Principle 3: Foster an AI-Ready Culture and Workforce
Technology by itself is not enough. After all, people are what drive success. The future will depend on a workforce that mixes both humans and AI.
Personalization AI calls for investment in training. This training helps marketing teams get good at using AI tools. It also teaches them the principles of ethical governance.
As AI takes over more analytical tasks, human roles will need to change. People will have to direct their attention to high-level strategy, creativity, and ethical supervision. In short, they will become AI managers who can guide their new AI co-workers.
Why Choose Thunai for AI-Powered Personalization?
With Thunai, you get a powerful platform for AI personalization in both customer and employee experiences, designed to constantly learn and improve based on your organisation’s needs.
This means you can implement hyper-personalized, one-to-one customer journeys, orchestrate dynamic campaigns through the usage of email, chat, and AI voice agents, which are highly customizable.
Moreover, our Thunai comes with application agents and opportunity agents that are designed to automate daily tasks like updating your CRM, tickets, and identifying potential prospects for personalized outreach.
Did we mention it also automates meeting notes and action items to specific users?

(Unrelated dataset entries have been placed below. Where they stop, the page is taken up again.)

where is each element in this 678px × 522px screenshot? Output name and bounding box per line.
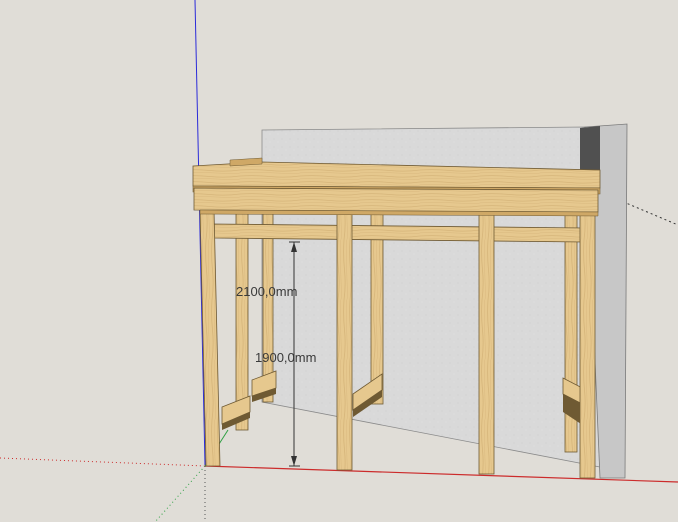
green-axis-dotted bbox=[154, 465, 206, 522]
dimension-label-2100: 2100,0mm bbox=[236, 284, 297, 299]
3d-viewport[interactable]: 2100,0mm 1900,0mm bbox=[0, 0, 678, 522]
scene: 2100,0mm 1900,0mm bbox=[0, 0, 678, 522]
red-axis-dotted bbox=[0, 457, 206, 467]
dimension-label-1900: 1900,0mm bbox=[255, 350, 316, 365]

Want to see how we turn your data into a competitive advantage? Try Thunai for free today!
FAQs on AI Personalization
What is AI personalization?
AI personalization draws on machine learning algorithms. These algorithms are used to break down customer data in real time. Also, the system uses this information to set up experiences and content. After doing this, it puts forward product recommendations made for each user.
Can you make a personalized AI?
Yes, it is possible to come up with a personalized AI experience. In short, this is done by adjusting an existing foundation model. You would use your own specific data for this adjustment. For instance, Thunai permits you to set up your own AI agents for personal or business use. Better yet, these agents are trained on your own knowledge base.
What is personalization in Gen AI?
Personalization within Generative AI is about influencing a model's output. This makes the output more relevant and specific to an individual user. To bring this about, the AI is adapted by taking in a person's data, preferences, and past interactions. Consequently, the AI can come up with new text, images, or other content. This new content then matches up with that person's specific style and needs.
What are AI models?
AI models make up a central part of any artificial intelligence system. At their core, they are large and complex programs. These programs have been trained on massive amounts of data. Because of this training, they can carry out several functions. For example, they learn to pick out patterns. They can also make predictions and come up with new content.
How is AI used in personalized marketing?
When it comes to personalized marketing, AI is used to look into customer behavior. After that, it automatically sends out targeted advertising and emails. It also puts forward product recommendations. Specifically, these suggestions are based on a person's past interactions and behavior. By the way, if you are looking for something specific, we have gone over using AI lead generation tools in the past.